14. Now it's on to the ambient occlusion part. Select all your objects on scene. On the Layer Editor at the far right bottom, click the Render radio button to show the Render Layer. Click the button with a small blue ball.
A new Render layer called layer 1 will appear. Note the 'R' in the square box on the left. That means the layer will be rendered when highlighted.
15. Right click on layer 1 and choose from the pop up menu, Presets->Occlusion. This will shade all the objects on that layer with a new Surface Shader.
16. If you click the render button now, you'll get something like the figure below.
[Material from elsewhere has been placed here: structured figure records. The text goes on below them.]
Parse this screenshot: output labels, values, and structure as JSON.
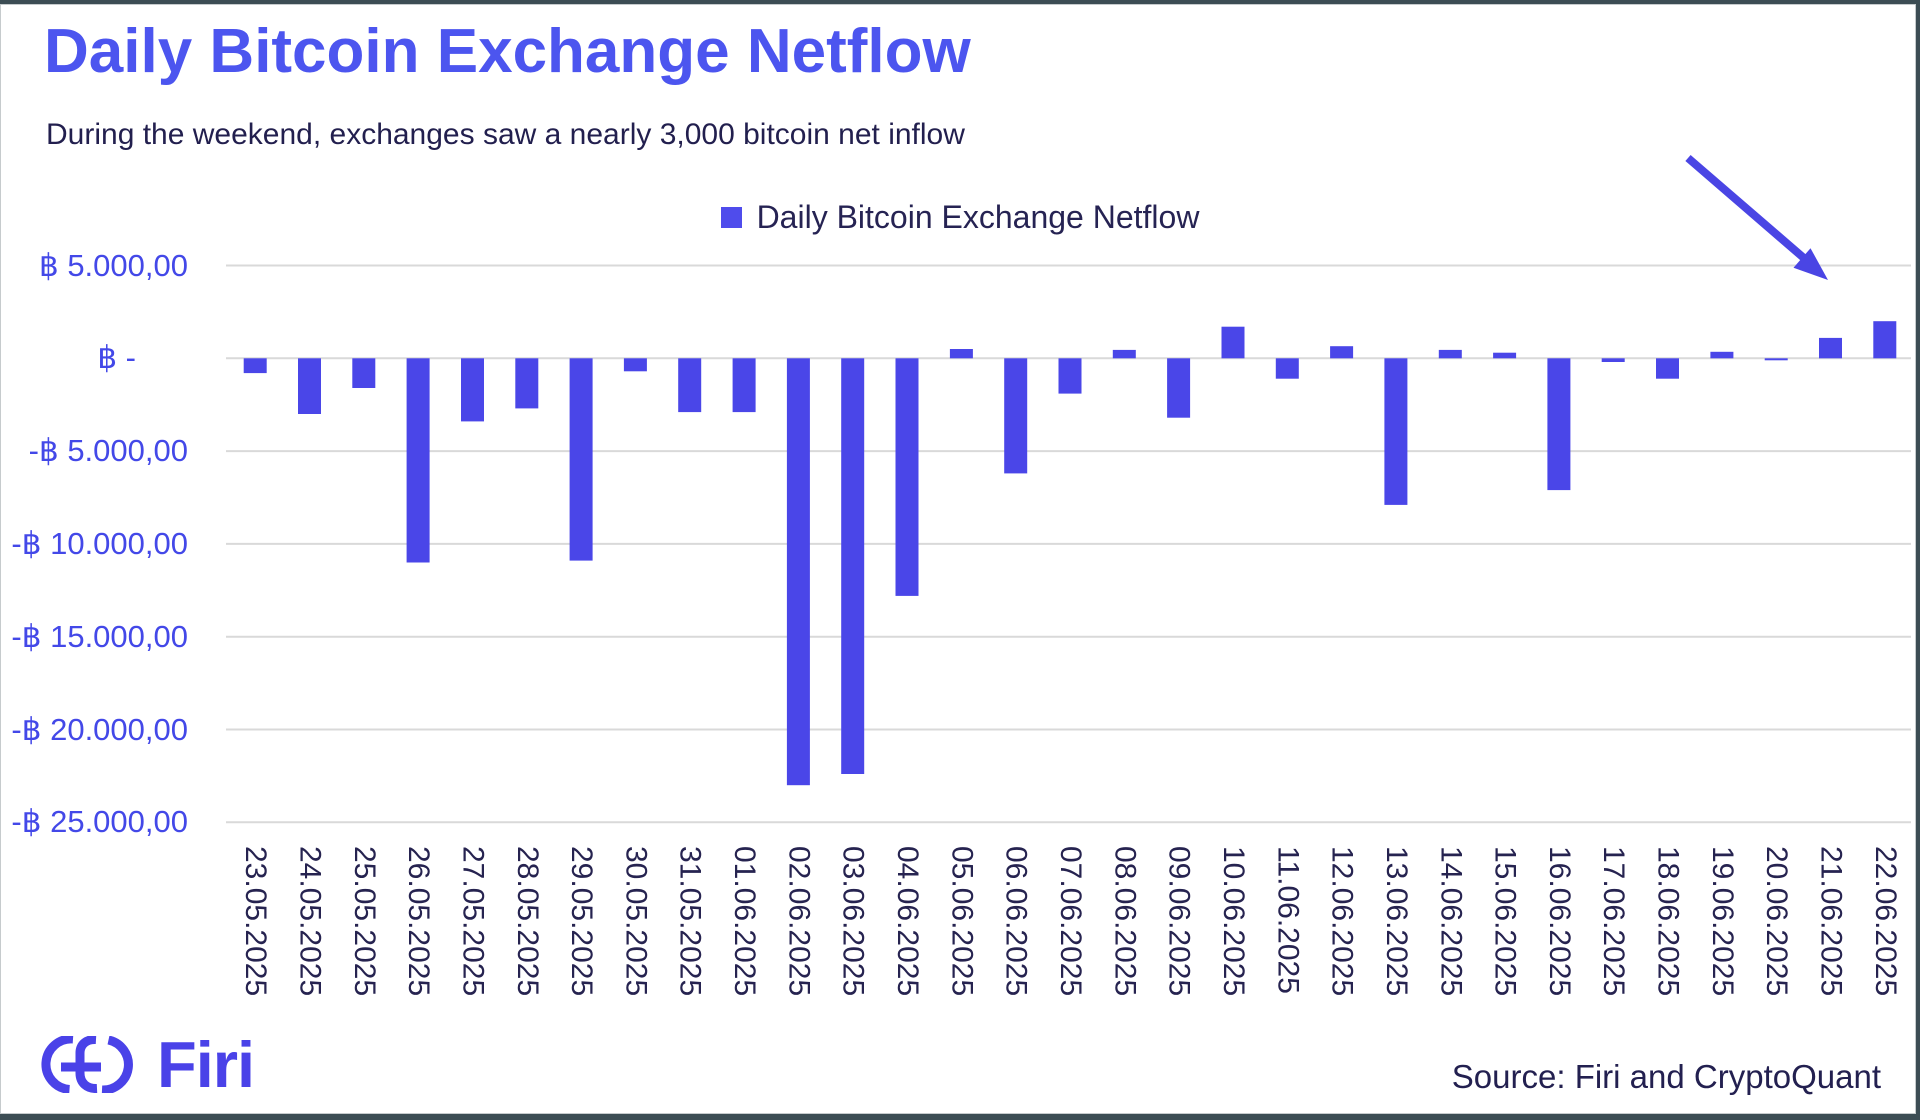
{
  "header": {
    "title": "Daily Bitcoin Exchange Netflow",
    "subtitle": "During the weekend, exchanges saw a nearly 3,000 bitcoin net inflow"
  },
  "chart_data": {
    "type": "bar",
    "title": "Daily Bitcoin Exchange Netflow",
    "legend_label": "Daily Bitcoin Exchange Netflow",
    "legend_position": "top-center",
    "grid": "horizontal",
    "ylim": [
      -25000,
      5000
    ],
    "unit": "BTC (฿)",
    "categories": [
      "23.05.2025",
      "24.05.2025",
      "25.05.2025",
      "26.05.2025",
      "27.05.2025",
      "28.05.2025",
      "29.05.2025",
      "30.05.2025",
      "31.05.2025",
      "01.06.2025",
      "02.06.2025",
      "03.06.2025",
      "04.06.2025",
      "05.06.2025",
      "06.06.2025",
      "07.06.2025",
      "08.06.2025",
      "09.06.2025",
      "10.06.2025",
      "11.06.2025",
      "12.06.2025",
      "13.06.2025",
      "14.06.2025",
      "15.06.2025",
      "16.06.2025",
      "17.06.2025",
      "18.06.2025",
      "19.06.2025",
      "20.06.2025",
      "21.06.2025",
      "22.06.2025"
    ],
    "values": [
      -800,
      -3000,
      -1600,
      -11000,
      -3400,
      -2700,
      -10900,
      -700,
      -2900,
      -2900,
      -23000,
      -22400,
      -12800,
      500,
      -6200,
      -1900,
      450,
      -3200,
      1700,
      -1100,
      650,
      -7900,
      450,
      300,
      -7100,
      -200,
      -1100,
      350,
      -100,
      1100,
      2000
    ],
    "yticks": [
      {
        "value": 5000,
        "label": "฿ 5.000,00"
      },
      {
        "value": 0,
        "label": "฿ -",
        "zero": true
      },
      {
        "value": -5000,
        "label": "-฿ 5.000,00"
      },
      {
        "value": -10000,
        "label": "-฿ 10.000,00"
      },
      {
        "value": -15000,
        "label": "-฿ 15.000,00"
      },
      {
        "value": -20000,
        "label": "-฿ 20.000,00"
      },
      {
        "value": -25000,
        "label": "-฿ 25.000,00"
      }
    ],
    "bar_color": "#4a46e8",
    "gridline_color": "#d9d9d9",
    "annotation": {
      "type": "arrow",
      "color": "#4a45e4",
      "points_to": "weekend inflow bars 21-22.06.2025"
    }
  },
  "footer": {
    "logo_text": "Firi",
    "source": "Source: Firi and CryptoQuant"
  },
  "colors": {
    "title": "#4c55ef",
    "axis_labels": "#4348e8",
    "text_dark": "#221f4e",
    "frame": "#3c4d54"
  }
}
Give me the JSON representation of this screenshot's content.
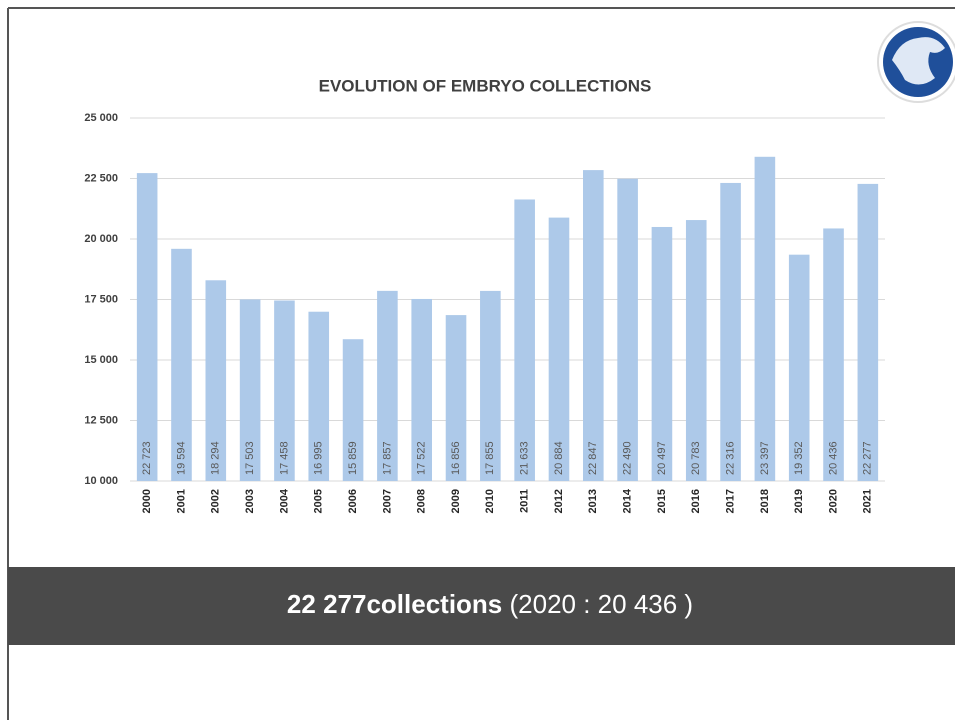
{
  "chart_data": {
    "type": "bar",
    "title": "EVOLUTION OF EMBRYO COLLECTIONS",
    "categories": [
      "2000",
      "2001",
      "2002",
      "2003",
      "2004",
      "2005",
      "2006",
      "2007",
      "2008",
      "2009",
      "2010",
      "2011",
      "2012",
      "2013",
      "2014",
      "2015",
      "2016",
      "2017",
      "2018",
      "2019",
      "2020",
      "2021"
    ],
    "values": [
      22723,
      19594,
      18294,
      17503,
      17458,
      16995,
      15859,
      17857,
      17522,
      16856,
      17855,
      21633,
      20884,
      22847,
      22490,
      20497,
      20783,
      22316,
      23397,
      19352,
      20436,
      22277
    ],
    "value_labels": [
      "22 723",
      "19 594",
      "18 294",
      "17 503",
      "17 458",
      "16 995",
      "15 859",
      "17 857",
      "17 522",
      "16 856",
      "17 855",
      "21 633",
      "20 884",
      "22 847",
      "22 490",
      "20 497",
      "20 783",
      "22 316",
      "23 397",
      "19 352",
      "20 436",
      "22 277"
    ],
    "color": "#adc9e9",
    "ylim": [
      10000,
      25000
    ],
    "yticks": [
      {
        "value": 10000,
        "label": "10 000"
      },
      {
        "value": 12500,
        "label": "12 500"
      },
      {
        "value": 15000,
        "label": "15 000"
      },
      {
        "value": 17500,
        "label": "17 500"
      },
      {
        "value": 20000,
        "label": "20 000"
      },
      {
        "value": 22500,
        "label": "22 500"
      },
      {
        "value": 25000,
        "label": "25 000"
      }
    ],
    "grid": true
  },
  "banner": {
    "highlight": "22 277collections",
    "detail": "(2020 : 20 436 )"
  }
}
17. To render without the ambient occlusion, click on Master layer and make sure that there's an 'R' in the square box on the left. Click render and you'll get something like the figure below.
After you have finished modeling everything, you should clean up the history. Choose from the menu, Edit->Delete All By Type->History. This will make your scene smaller and cleaner.
18. Open the two images in an imaging software, like Photoshop. Focus on the occlusion image. Open up the Channels palette and Layers palette. Select the Move tool (V) first or else you can't move anything.
Drag the Alpha channel called Alpha 1 over to the coloured image. You'll see the alpha channel loaded. Press Ctrl+` to switch back to the colour channels.
Move back to the occlusion image again and this time drag the Background layer over to the coloured image.
When dragging, make sure that you put the Background image and alpha channel directly on top of the colour image. You can use the arrow keys to position the images 1 pixel at time.
19. With your occlusion image on top of your coloured image, you can set the blending mode from Normal to Multiply and lower the opacity to make the occlusion image blend with the coloured image.
In the figure below, I've also created a Curves Adjustment layer to brighten the whole scene a bit.
Optional step: If you don't want the black background, load the alpha channel eariler on into a selection and mask the background out.